One of the earliest examples of detective fiction in Western literature is Voltaire's Zadig (1748), which features a main character who performs feats of analysis. Things as They Are; or, The Adventures of Caleb Williams (1794) by William Godwin portrays the law as protecting the murderer and destroying the innocent. Thomas Skinner Sturr's anonymous Richmond, or stories in the life of a Bow Street officer was published in London in 1827; the Danish crime story The Rector of Veilbye by Steen Steensen Blicher was written in 1829; and the Norwegian crime novel Mordet paa Maskinbygger Roolfsen ("The Murder of Engine Maker Roolfsen") by Maurits Hansen was published in December 1839.

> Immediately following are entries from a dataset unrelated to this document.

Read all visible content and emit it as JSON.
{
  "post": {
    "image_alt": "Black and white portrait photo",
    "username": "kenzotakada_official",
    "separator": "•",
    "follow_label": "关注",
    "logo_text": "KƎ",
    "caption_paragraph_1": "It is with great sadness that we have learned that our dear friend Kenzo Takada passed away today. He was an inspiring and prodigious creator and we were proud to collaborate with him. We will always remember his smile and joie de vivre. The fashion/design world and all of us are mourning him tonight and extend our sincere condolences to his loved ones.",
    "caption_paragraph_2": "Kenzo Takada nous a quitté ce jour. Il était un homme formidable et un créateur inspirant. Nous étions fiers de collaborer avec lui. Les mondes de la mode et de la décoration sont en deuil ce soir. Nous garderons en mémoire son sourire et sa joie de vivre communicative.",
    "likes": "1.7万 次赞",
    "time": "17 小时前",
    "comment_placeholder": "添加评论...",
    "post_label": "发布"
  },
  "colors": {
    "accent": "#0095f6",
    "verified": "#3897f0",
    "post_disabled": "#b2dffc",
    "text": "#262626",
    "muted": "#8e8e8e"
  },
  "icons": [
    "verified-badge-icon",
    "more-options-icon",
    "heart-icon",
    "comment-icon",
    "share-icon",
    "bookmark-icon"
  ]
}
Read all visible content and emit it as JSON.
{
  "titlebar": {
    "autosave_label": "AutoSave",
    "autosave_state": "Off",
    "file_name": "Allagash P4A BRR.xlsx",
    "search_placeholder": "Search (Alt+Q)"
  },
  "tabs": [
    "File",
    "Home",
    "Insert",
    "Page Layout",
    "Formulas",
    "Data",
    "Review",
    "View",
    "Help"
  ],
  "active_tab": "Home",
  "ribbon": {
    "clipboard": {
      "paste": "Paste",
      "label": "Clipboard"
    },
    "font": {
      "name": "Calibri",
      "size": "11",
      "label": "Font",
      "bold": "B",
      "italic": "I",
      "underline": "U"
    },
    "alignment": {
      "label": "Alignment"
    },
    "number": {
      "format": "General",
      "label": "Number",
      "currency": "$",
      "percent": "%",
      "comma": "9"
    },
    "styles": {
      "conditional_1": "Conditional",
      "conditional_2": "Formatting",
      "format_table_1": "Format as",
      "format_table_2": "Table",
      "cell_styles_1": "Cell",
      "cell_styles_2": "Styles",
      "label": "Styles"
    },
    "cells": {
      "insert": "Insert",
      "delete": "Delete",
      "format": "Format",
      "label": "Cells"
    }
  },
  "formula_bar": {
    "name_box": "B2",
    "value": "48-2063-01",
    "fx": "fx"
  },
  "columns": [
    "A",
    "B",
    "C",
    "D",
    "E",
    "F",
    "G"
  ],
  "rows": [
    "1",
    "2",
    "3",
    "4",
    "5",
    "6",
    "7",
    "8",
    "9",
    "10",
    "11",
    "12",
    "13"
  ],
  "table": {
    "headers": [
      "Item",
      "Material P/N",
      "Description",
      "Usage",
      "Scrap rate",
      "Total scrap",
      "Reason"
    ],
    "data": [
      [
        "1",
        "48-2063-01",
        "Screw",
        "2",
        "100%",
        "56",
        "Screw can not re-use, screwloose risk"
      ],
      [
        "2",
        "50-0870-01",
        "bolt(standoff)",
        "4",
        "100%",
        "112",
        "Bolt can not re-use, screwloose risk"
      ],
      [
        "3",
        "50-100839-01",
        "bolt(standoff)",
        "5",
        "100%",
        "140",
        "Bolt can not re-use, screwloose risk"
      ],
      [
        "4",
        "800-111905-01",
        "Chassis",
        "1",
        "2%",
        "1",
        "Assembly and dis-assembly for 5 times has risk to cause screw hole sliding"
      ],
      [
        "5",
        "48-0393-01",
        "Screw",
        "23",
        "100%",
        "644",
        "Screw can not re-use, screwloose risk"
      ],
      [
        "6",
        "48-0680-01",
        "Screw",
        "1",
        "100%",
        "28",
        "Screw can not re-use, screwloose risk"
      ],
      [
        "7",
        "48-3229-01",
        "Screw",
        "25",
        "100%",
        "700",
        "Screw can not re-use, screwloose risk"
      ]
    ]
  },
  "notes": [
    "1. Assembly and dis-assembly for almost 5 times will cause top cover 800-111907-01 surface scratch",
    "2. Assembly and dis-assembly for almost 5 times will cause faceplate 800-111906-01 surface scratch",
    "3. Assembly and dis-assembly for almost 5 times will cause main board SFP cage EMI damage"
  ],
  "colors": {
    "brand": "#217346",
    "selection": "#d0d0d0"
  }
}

"Das Fräulein von Scuderi" is an 1819 short story by E. T. A. Hoffmann, in which Mlle de Scudery establishes the innocence of the police's favorite suspect in the murder of a jeweller. This story is sometimes cited as the first detective story and as a direct influence on Edgar Allan Poe's "The Murders in the Rue Morgue" (1841). Also suggested as a possible influence on Poe is 'The Secret Cell', a short story published in September 1837 by William Evans Burton. It has been suggested that this story may have been known to Poe, who worked for Burton in 1839. The story was about a London policeman who solves the mystery of a kidnapped girl. Burton's fictional detective relied on practical methods such as dogged legwork, knowledge of the underworld and undercover surveillance, rather than brilliance of imagination or intellect.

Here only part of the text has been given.